The defending National League champions are the target, but the Nationals beating themselves is a bigger concern. After blowing a 4 1/2-game lead to the Mets last season and missing the playoffs, Washington hired Dusty Baker as manager and made other tweaks to try to ensure history doesn't repeat itself.
Baker, 66, has been in almost every scenario and said he knows as a former position player “how to run this race” of a 162-game season.
“One thing I learned from reading Phil Jackson's stuff is that every race is different every year and then you've got to kind of plot your course,” Baker said. “How many times you plan something? I'm a planner. I can plan anything. Only thing, I learn to re-plan.”
The plan is for Harper, the reigning MVP, to headline a lineup that includes ex-Mets second baseman Daniel Murphy and for Max Scherzer to be the ace of the rotation. On paper the Nationals look as good as the Mets in the NL East race.
Peaking too early or running out of gas has been an issue for the Nationals, as have first-round playoff exits in 2012 and 2014. Just don't look for players to think that far ahead yet.
“The most important thing is getting to the dance,” reliever Matt Belisle said. “Once you're there, anything can happen. The grind to get there should never be taken for granted. Yes this team can do it and should do it, but we've got to take care of that first.”
Things to Watch This Season
MAX POWER: Scherzer threw two no-hitters last season and is back as the Nationals' Opening Day starter. His ERA and opponents' batting average ballooned after the All-Star break last season, but Scherzer insists he didn't get tired. His second-half pitching will be under the microscope yet again.
ODD MAN OUTFIELD: Harper has an everyday job in the outfield and could even improve on his MVP performance. And then there's newly-acquired Ben Revere, veteran Jayson Werth and young Michael A. Taylor, who tore up the Grapefruit League. Taylor's emergence and Werth's status make it a difficult decision for Baker.
BEYOND PAPELBON: Jonathan Papelbon returns as the Nationals' closer after his altercation with Harper in the dugout in September led to a suspension. With Drew Storen gone, the reconstructed bullpen includes righties Belisle, Shawn Kelley and Yusmeiro Petit and lefties Oliver Perez and Felipe Rivero.
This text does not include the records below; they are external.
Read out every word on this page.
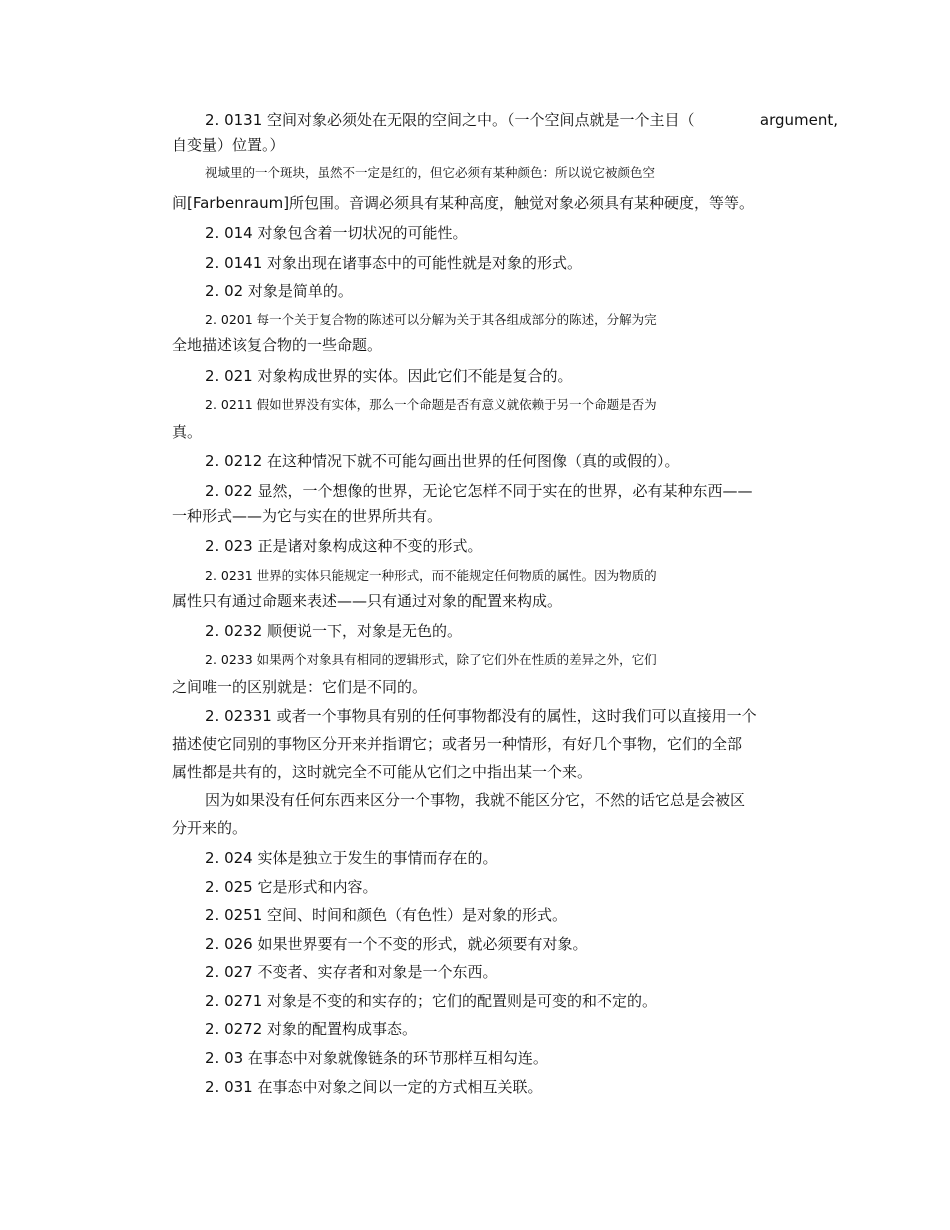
2. 0131 空间对象必须处在无限的空间之中。（一个空间点就是一个主目（	argument,
自变量）位置。）
视域里的一个斑块，虽然不一定是红的，但它必须有某种颜色：所以说它被颜色空
间[Farbenraum]所包围。音调必须具有某种高度，触觉对象必须具有某种硬度，等等。
2. 014 对象包含着一切状况的可能性。
2. 0141 对象出现在诸事态中的可能性就是对象的形式。
2. 02 对象是简单的。
2. 0201 每一个关于复合物的陈述可以分解为关于其各组成部分的陈述，分解为完
全地描述该复合物的一些命题。
2. 021 对象构成世界的实体。因此它们不能是复合的。
2. 0211 假如世界没有实体，那么一个命题是否有意义就依赖于另一个命题是否为
真。
2. 0212 在这种情况下就不可能勾画出世界的任何图像（真的或假的）。
2. 022 显然，一个想像的世界，无论它怎样不同于实在的世界，必有某种东西——
一种形式——为它与实在的世界所共有。
2. 023 正是诸对象构成这种不变的形式。
2. 0231 世界的实体只能规定一种形式，而不能规定任何物质的属性。因为物质的
属性只有通过命题来表述——只有通过对象的配置来构成。
2. 0232 顺便说一下，对象是无色的。
2. 0233 如果两个对象具有相同的逻辑形式，除了它们外在性质的差异之外，它们
之间唯一的区别就是：它们是不同的。
2. 02331 或者一个事物具有别的任何事物都没有的属性，这时我们可以直接用一个
描述使它同别的事物区分开来并指谓它；或者另一种情形，有好几个事物，它们的全部
属性都是共有的，这时就完全不可能从它们之中指出某一个来。
因为如果没有任何东西来区分一个事物，我就不能区分它，不然的话它总是会被区
分开来的。
2. 024 实体是独立于发生的事情而存在的。
2. 025 它是形式和内容。
2. 0251 空间、时间和颜色（有色性）是对象的形式。
2. 026 如果世界要有一个不变的形式，就必须要有对象。
2. 027 不变者、实存者和对象是一个东西。
2. 0271 对象是不变的和实存的；它们的配置则是可变的和不定的。
2. 0272 对象的配置构成事态。
2. 03 在事态中对象就像链条的环节那样互相勾连。
2. 031 在事态中对象之间以一定的方式相互关联。
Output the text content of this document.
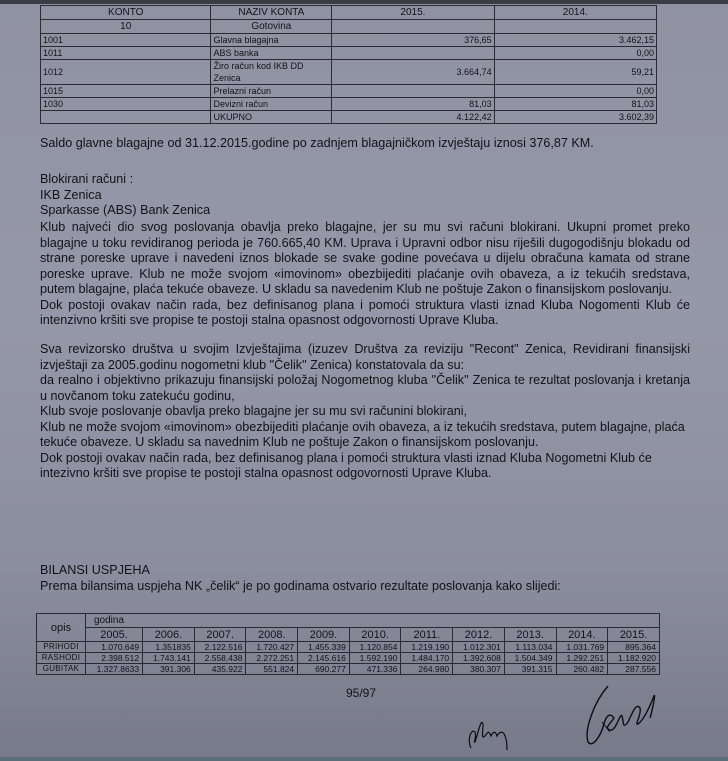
KONTO	NAZIV KONTA	2015.	2014.
10	Gotovina		
1001	Glavna blagajna	376,65	3.462,15
1011	ABS banka		0,00
1012	Žiro račun kod IKB DD Zenica	3.664,74	59,21
1015	Prelazni račun		0,00
1030	Devizni račun	81,03	81,03
	UKUPNO	4.122,42	3.602,39
Saldo glavne blagajne od 31.12.2015.godine po zadnjem blagajničkom izvještaju iznosi 376,87 KM.
Blokirani računi :
IKB Zenica
Sparkasse (ABS) Bank Zenica

Klub najveći dio svog poslovanja obavlja preko blagajne, jer su mu svi računi blokirani. Ukupni promet preko blagajne u toku revidiranog perioda je 760.665,40 KM. Uprava i Upravni odbor nisu riješili dugogodišnju blokadu od strane poreske uprave i navedeni iznos blokade se svake godine povećava u dijelu obračuna kamata od strane poreske uprave. Klub ne može svojom «imovinom» obezbijediti plaćanje ovih obaveza, a iz tekućih sredstava, putem blagajne, plaća tekuće obaveze. U skladu sa navedenim Klub ne poštuje Zakon o finansijskom poslovanju.

Dok postoji ovakav način rada, bez definisanog plana i pomoći struktura vlasti iznad Kluba Nogomenti Klub će intenzivno kršiti sve propise te postoji stalna opasnost odgovornosti Uprave Kluba.

Sva revizorsko društva u svojim Izvještajima (izuzev Društva za reviziju "Recont" Zenica, Revidirani finansijski izvještaji za 2005.godinu nogometni klub "Čelik" Zenica) konstatovala da su:

da realno i objektivno prikazuju finansijski položaj Nogometnog kluba "Čelik" Zenica te rezultat poslovanja i kretanja u novčanom toku zatekuću godinu,

Klub svoje poslovanje obavlja preko blagajne jer su mu svi računini blokirani,

Klub ne može svojom «imovinom» obezbijediti plaćanje ovih obaveza, a iz tekućih sredstava, putem blagajne, plaća tekuće obaveze. U skladu sa navednim Klub ne poštuje Zakon o finansijskom poslovanju.

Dok postoji ovakav način rada, bez definisanog plana i pomoći struktura vlasti iznad Kluba Nogometni Klub će intezivno kršiti sve propise te postoji stalna opasnost odgovornosti Uprave Kluba.

BILANSI USPJEHA
Prema bilansima uspjeha NK „čelik“ je po godinama ostvario rezultate poslovanja kako slijedi:
opis	godina										
	2005.	2006.	2007.	2008.	2009.	2010.	2011.	2012.	2013.	2014.	2015.
PRIHODI	1.070.649	1.351835	2.122.516	1.720.427	1.455.339	1.120.854	1.219.190	1.012.301	1.113.034	1.031.769	895.364
RASHODI	2.398.512	1.743.141	2.558.438	2.272.251	2.145.616	1.592.190	1.484.170	1.392.608	1.504.349	1.292.251	1.182.920
GUBITAK	1.327.8633	391.306	435.922	551.824	690.277	471.336	264.980	380.307	391.315	260.482	287.556
95/97
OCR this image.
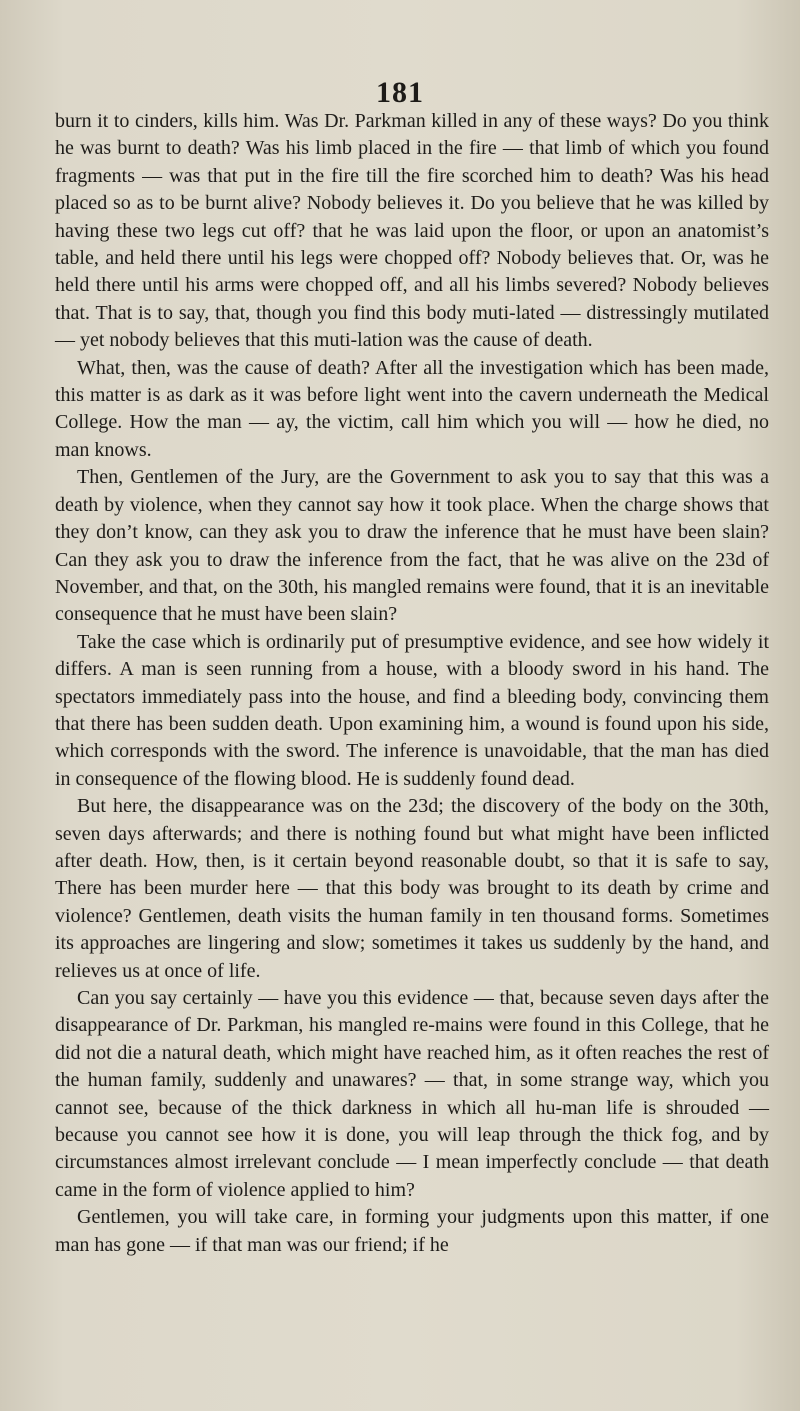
181

burn it to cinders, kills him. Was Dr. Parkman killed in any of these ways? Do you think he was burnt to death? Was his limb placed in the fire — that limb of which you found fragments — was that put in the fire till the fire scorched him to death? Was his head placed so as to be burnt alive? Nobody believes it. Do you believe that he was killed by having these two legs cut off? that he was laid upon the floor, or upon an anatomist’s table, and held there until his legs were chopped off? Nobody believes that. Or, was he held there until his arms were chopped off, and all his limbs severed? Nobody believes that. That is to say, that, though you find this body muti-lated — distressingly mutilated — yet nobody believes that this muti-lation was the cause of death.

What, then, was the cause of death? After all the investigation which has been made, this matter is as dark as it was before light went into the cavern underneath the Medical College. How the man — ay, the victim, call him which you will — how he died, no man knows.

Then, Gentlemen of the Jury, are the Government to ask you to say that this was a death by violence, when they cannot say how it took place. When the charge shows that they don’t know, can they ask you to draw the inference that he must have been slain? Can they ask you to draw the inference from the fact, that he was alive on the 23d of November, and that, on the 30th, his mangled remains were found, that it is an inevitable consequence that he must have been slain?

Take the case which is ordinarily put of presumptive evidence, and see how widely it differs. A man is seen running from a house, with a bloody sword in his hand. The spectators immediately pass into the house, and find a bleeding body, convincing them that there has been sudden death. Upon examining him, a wound is found upon his side, which corresponds with the sword. The inference is unavoidable, that the man has died in consequence of the flowing blood. He is suddenly found dead.

But here, the disappearance was on the 23d; the discovery of the body on the 30th, seven days afterwards; and there is nothing found but what might have been inflicted after death. How, then, is it certain beyond reasonable doubt, so that it is safe to say, There has been murder here — that this body was brought to its death by crime and violence? Gentlemen, death visits the human family in ten thousand forms. Sometimes its approaches are lingering and slow; sometimes it takes us suddenly by the hand, and relieves us at once of life.

Can you say certainly — have you this evidence — that, because seven days after the disappearance of Dr. Parkman, his mangled re-mains were found in this College, that he did not die a natural death, which might have reached him, as it often reaches the rest of the human family, suddenly and unawares? — that, in some strange way, which you cannot see, because of the thick darkness in which all hu-man life is shrouded — because you cannot see how it is done, you will leap through the thick fog, and by circumstances almost irrelevant conclude — I mean imperfectly conclude — that death came in the form of violence applied to him?

Gentlemen, you will take care, in forming your judgments upon this matter, if one man has gone — if that man was our friend; if he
It's the team's biggest question mark.
HEALTH CHECK: Baker said his No. 1 priority was players staying healthy, especially after the Nationals developed something of a reputation as an injury-prone bunch. First baseman Ryan Zimmerman, limited to 156 games combined over the past two seasons, is at the top of that list.
STRASBURG WATCH: With free agency looming, Stephen Strasburg could be pitching his final season for Washington. Strasburg intends on allowing agent Scott Boras to handle any negotiations while he focuses on his job, but his every start could affect his value either to the Nationals or on the open market.